Во главе таких рыцарей подошел пан Собеский к Хотиму. Все солдаты жаждали отомстить врагам не только за обиды Речи Посполитой, но и за свои личные обиды: почти каждый из них в этих постоянных стычках с язычниками лишился кого-нибудь из близких и носил в своем сердце воспоминание о страшных несчастьях, постигших его на этой земле, пропитанной кровью. Великий гетман, видя, что ярость в сердцах его солдат не уступает ярости львицы, у которой охотники отняли львят, спешил вступить в бой.
Война началась 29 ноября 1674 года. Полчища турок с утра выступили из-за вала; польские рыцари кинулись к ним навстречу. Люди погибали с обеих сторон, но потери турок были значительнее. Все же как у поляков, так и у турок погибло сравнительно немного знатных воинов. В самом начале сражения турецкий спаг пронзил кривой саблей пана Мая, но за то младший Скшетуский одним взмахом почти отрубил голову этому спагу, за что заслужил похвалу отца и стяжал себе славу.
Вначале сражались только кучками или поодиночке, вступая в рукопашный бой друг с другом, и все с большим воодушевлением. Между тем отряды войска расположились вокруг турецкого лагеря, кому где назначил гетман. Сам он, стоя за пехотой Корыцкого, на старой Ясской дороге, мог объять взором весь огромный лагерь Гуссейна, и на лице его было то невозмутимое спокойствие, какое бывает у знатоков своего дела, перед тем как они приступают к работе. Время от времени посылал он ординарцев с приказаниями и задумчивыми глазами смотрел, как сражались наездники. Под вечер приехал к нему воевода русский.
– Окопы так растянуты, – сказал он, – что невозможно наступать сразу со всех сторон.
– Завтра будем на окопах, а послезавтра в три четверти часа перережем этих людей, – ответил спокойно Собеский.
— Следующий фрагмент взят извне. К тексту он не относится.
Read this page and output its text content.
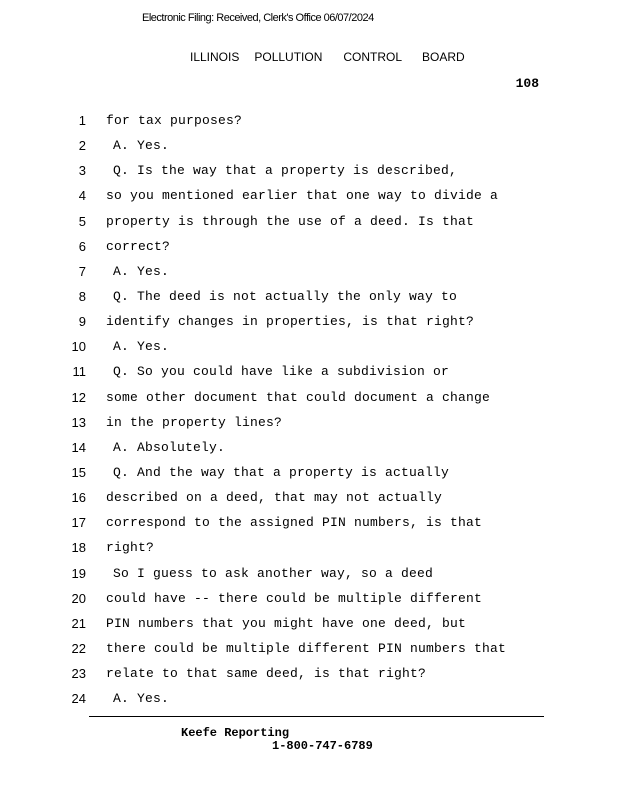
Electronic Filing: Received, Clerk's Office 06/07/2024
ILLINOIS POLLUTION CONTROL BOARD
108
1 for tax purposes?
2 A. Yes.
3 Q. Is the way that a property is described,
4 so you mentioned earlier that one way to divide a
5 property is through the use of a deed. Is that
6 correct?
7 A. Yes.
8 Q. The deed is not actually the only way to
9 identify changes in properties, is that right?
10 A. Yes.
11 Q. So you could have like a subdivision or
12 some other document that could document a change
13 in the property lines?
14 A. Absolutely.
15 Q. And the way that a property is actually
16 described on a deed, that may not actually
17 correspond to the assigned PIN numbers, is that
18 right?
19 So I guess to ask another way, so a deed
20 could have -- there could be multiple different
21 PIN numbers that you might have one deed, but
22 there could be multiple different PIN numbers that
23 relate to that same deed, is that right?
24 A. Yes.
Keefe Reporting
1-800-747-6789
Между тем наступила ночь. Наездники оставили поле битвы. Гетман приказал всем отрядам в темноте подойти к валам, чему Гуссейн сопротивлялся, как только мог, обстреливая поляков из пушек большого калибра, но все было напрасно. Под утро польские отряды опять двинулись немного вперед. Пехота насыпала небольшие шанцы. Некоторые полки приблизились к лагерю на ружейный выстрел. Тогда янычары усилили стрельбу из ружей. По приказу гетмана из польского лагеря на эти выстрелы почти не отвечали, зато пехота приготовлялась к ручной атаке. Солдаты ожидали только приказания, чтобы ринуться вперед. Над их растянувшейся линией со свистом и шумом, как стая птиц, пролетали ядра и картечь. Артиллерия пана Контского, начав битву на рассвете, не замолкала уже ни на одну минуту. Только после сражения обнаружилось, какие страшные опустошения она произвела своими выстрелами, направленными туда, где стояли шатры спагов и янычар.
Так прошло время до полудня, но ввиду того, что ноябрьские дни коротки, им приходилось торопиться. Все барабаны, литавры и трубы сразу загремели. Несколько десятков тысяч голосов слились в одном крике, и пехота, подкрепляемая легкой конницей, всей массой двинулась в атаку.